Sometimes this was not the fault of the original builder, but simply the result of a sloppy euqipment Installation/upgrade by small yards or DIY's.
Then came foamed cores, initially in racing yachts, replacing Balsa. Still Balsa had the highest compression strength, but foams evolved over time as THE preferred core material. Honeycomb cores , again derived from aerospace Technologies, were another dead end street. They were horribly expensive, and had a limited lifetime due to delaminations.
For a relatively flat deck Balsa is absolute ok, for hulls I would prefer a damage resistant foam like Airex R63 over any crosslinked Divynicell or Herex. Newer foams are now based on thermally formable PET polymers and are used increasingly in closed mold boat building techniques.

Our deck is cored with Airex. She was built in 1980. The later boats from the same yard used balsa, presumably to save money. All the Trintella 44/45 had teak decks with screw fixing. Just removed out teak deck. Core in good condition but reinforcing ply under windlass like hot chocolate. Now replaced with new ply and all glassed in epoxy.

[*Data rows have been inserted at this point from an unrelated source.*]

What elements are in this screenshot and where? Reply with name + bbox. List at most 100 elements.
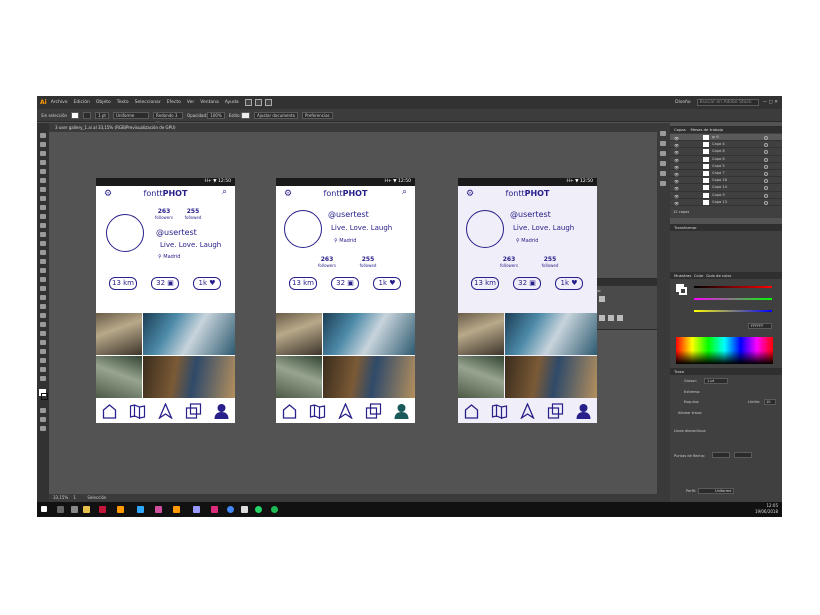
navigate-icon[interactable] (337, 403, 354, 419)
map-icon[interactable] (309, 403, 326, 419)
selection-tool-icon[interactable] (40, 133, 46, 138)
artboard-icon[interactable] (40, 349, 46, 354)
distance-pill[interactable]: 13 km (289, 277, 317, 290)
likes-pill[interactable]: 1k ♥ (555, 277, 583, 290)
preferences-button[interactable]: Preferencias (302, 111, 333, 119)
curvature-icon[interactable] (40, 178, 46, 183)
likes-pill[interactable]: 1k ♥ (193, 277, 221, 290)
followed-stat[interactable]: 255 followed (355, 256, 381, 268)
target-icon[interactable] (764, 136, 768, 140)
spotify-icon[interactable] (271, 506, 278, 513)
likes-pill[interactable]: 1k ♥ (373, 277, 401, 290)
menu-ver[interactable]: Ver (187, 100, 194, 105)
gallery-icon[interactable] (185, 403, 202, 419)
menu-ayuda[interactable]: Ayuda (225, 100, 239, 105)
layer-row[interactable]: 👁 Capa 16 (670, 177, 782, 185)
graph-icon[interactable] (40, 340, 46, 345)
pencil-icon[interactable] (40, 223, 46, 228)
arrange-docs-icon[interactable] (254, 99, 262, 106)
symbols-icon[interactable] (660, 171, 666, 176)
brushes-icon[interactable] (660, 161, 666, 166)
followed-stat[interactable]: 255 followed (537, 256, 563, 268)
gallery-photo[interactable] (143, 313, 235, 355)
avatar[interactable] (284, 210, 322, 248)
magic-wand-icon[interactable] (40, 151, 46, 156)
hand-icon[interactable] (40, 367, 46, 372)
zoom-icon[interactable] (40, 376, 46, 381)
gallery-photo[interactable] (323, 356, 415, 398)
photos-pill[interactable]: 32 ▣ (513, 277, 541, 290)
perfil-select[interactable]: Uniforme (698, 488, 734, 494)
scale-icon[interactable] (40, 250, 46, 255)
draw-mode-icon[interactable] (40, 417, 46, 422)
target-icon[interactable] (764, 143, 768, 148)
whatsapp-icon[interactable] (255, 506, 262, 513)
menu-archivo[interactable]: Archivo (51, 100, 68, 105)
file-explorer-icon[interactable] (83, 506, 90, 513)
stroke-color-swatch[interactable] (679, 287, 687, 295)
style-swatch[interactable] (240, 111, 250, 119)
crop-icon[interactable] (599, 315, 605, 321)
stroke-weight[interactable]: 1 pt (95, 111, 110, 119)
dashed-line-checkbox[interactable]: Línea discontinua (674, 429, 706, 433)
limite-input[interactable]: 10 (764, 399, 776, 405)
tab-color[interactable]: Color (694, 273, 704, 278)
shape-builder-icon[interactable] (40, 277, 46, 282)
artboard-nav[interactable]: 1 (73, 495, 76, 500)
layer-row[interactable]: 👁 Capa 4 (670, 141, 782, 149)
profile-icon[interactable] (213, 403, 230, 419)
tab-mesas[interactable]: Mesas de trabajo (691, 127, 724, 132)
menu-efecto[interactable]: Efecto (167, 100, 181, 105)
width-tool-icon[interactable] (40, 259, 46, 264)
layer-row[interactable]: 👁 Capa 5 (670, 163, 782, 170)
zoom-level[interactable]: 33,15% (53, 495, 68, 500)
gallery-photo[interactable] (458, 313, 504, 355)
menu-edicion[interactable]: Edición (74, 100, 90, 105)
lasso-icon[interactable] (40, 160, 46, 165)
red-slider[interactable] (694, 286, 772, 288)
avatar[interactable] (466, 210, 504, 248)
layer-row[interactable]: 👁 Capa 7 (670, 170, 782, 178)
type-tool-icon[interactable] (40, 187, 46, 192)
hex-input[interactable]: FFFFFF (748, 323, 772, 329)
align-icon[interactable] (660, 181, 666, 186)
search-icon[interactable]: ⌕ (402, 187, 407, 197)
search-icon[interactable] (57, 506, 64, 513)
target-icon[interactable] (764, 150, 768, 155)
perspective-icon[interactable] (40, 286, 46, 291)
stroke-swatch[interactable] (83, 111, 92, 119)
avatar[interactable] (106, 214, 144, 252)
target-icon[interactable] (764, 186, 768, 191)
distance-pill[interactable]: 13 km (109, 277, 137, 290)
gallery-photo[interactable] (323, 313, 415, 355)
home-icon[interactable] (281, 403, 298, 419)
indesign-icon[interactable] (99, 506, 106, 513)
stroke-color-icon[interactable] (41, 393, 48, 400)
profile-icon[interactable] (393, 403, 410, 419)
mesh-icon[interactable] (40, 295, 46, 300)
grosor-input[interactable]: 1 pt (704, 378, 728, 384)
layer-row[interactable]: 👁 Capa 8 (670, 148, 782, 156)
arrow-start-select[interactable] (712, 452, 730, 458)
layer-row[interactable]: 👁 Capa 8 (670, 156, 782, 163)
free-transform-icon[interactable] (40, 268, 46, 273)
line-tool-icon[interactable] (40, 196, 46, 201)
brush-def[interactable]: Redondo 3 ... (153, 111, 184, 123)
blend-icon[interactable] (40, 322, 46, 327)
stock-search-input[interactable]: Buscar en Adobe Stock (696, 99, 759, 106)
ai-panel-icon[interactable] (660, 131, 666, 136)
direct-selection-tool-icon[interactable] (40, 142, 46, 147)
transform-title[interactable]: Transformar (670, 224, 782, 231)
bridge-icon[interactable] (244, 99, 252, 106)
windows-start-icon[interactable] (41, 506, 47, 512)
properties-icon[interactable] (660, 141, 666, 146)
pen-tool-icon[interactable] (40, 169, 46, 174)
target-icon[interactable] (764, 200, 768, 205)
color-mode-icon[interactable] (40, 408, 46, 413)
fill-swatch[interactable] (71, 111, 80, 119)
clock[interactable]: 12:05 19/06/2018 (755, 503, 778, 515)
eraser-icon[interactable] (40, 232, 46, 237)
window-controls[interactable]: — ▢ ✕ (763, 100, 778, 105)
distance-pill[interactable]: 13 km (471, 277, 499, 290)
navigate-icon[interactable] (519, 403, 536, 419)
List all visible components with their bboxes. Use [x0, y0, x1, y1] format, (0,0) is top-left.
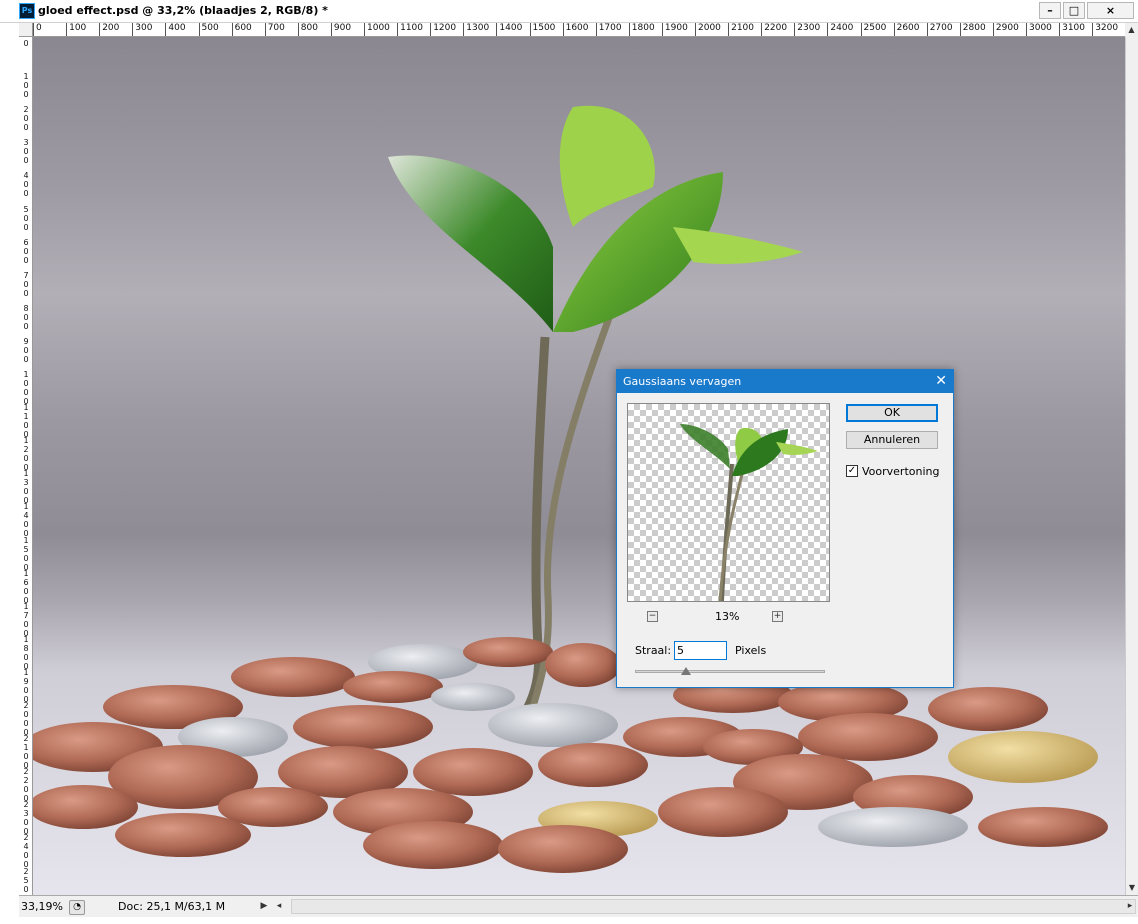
- ruler-tick-label: 300: [23, 138, 29, 166]
- radius-unit-label: Pixels: [735, 644, 767, 657]
- ruler-tick-label: 700: [264, 23, 285, 36]
- document-title: gloed effect.psd @ 33,2% (blaadjes 2, RG…: [38, 4, 328, 17]
- ruler-tick-label: 2500: [23, 866, 29, 896]
- ruler-tick-label: 2300: [794, 23, 820, 36]
- ruler-tick-label: 900: [23, 336, 29, 364]
- ruler-tick-label: 1100: [397, 23, 423, 36]
- preview-checkbox[interactable]: ✓: [846, 465, 858, 477]
- ruler-origin[interactable]: [19, 23, 33, 37]
- minimize-button[interactable]: –: [1039, 2, 1061, 19]
- ruler-tick-label: 2200: [761, 23, 787, 36]
- ruler-tick-label: 2400: [23, 833, 29, 870]
- ruler-tick-label: 1400: [496, 23, 522, 36]
- preview-checkbox-label: Voorvertoning: [862, 465, 940, 478]
- ruler-tick-label: 800: [297, 23, 318, 36]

Two layers of 6oz cloth over deck and deck is stiffer than when she had teak decks. Also with cream deck paint cabin notably cooler than when we had teak and we can walk on deck in the sun with no shoes on without burning our feet!!
 
Reading this I'm so glad Avocet is just one huge thick lump of fibreglass! I don't mind it being heavy! Actually, that's not strictly true. There are plywood stringers across under the deck that were laminated in to form beams. Some of them have rotted (I know because I drilled through some of them to run cables) but the stiffness really comes from the shape of the fibreglass that was originally formed round them. The only wood I've replaced was the one under the mast step (I could see the coachroof sinking locally) so I had to cut the inner skin away, scoop the remains of the plywood out with a teaspoon, and lay up half an inch of solid GRP under it - to hell with the righting moment!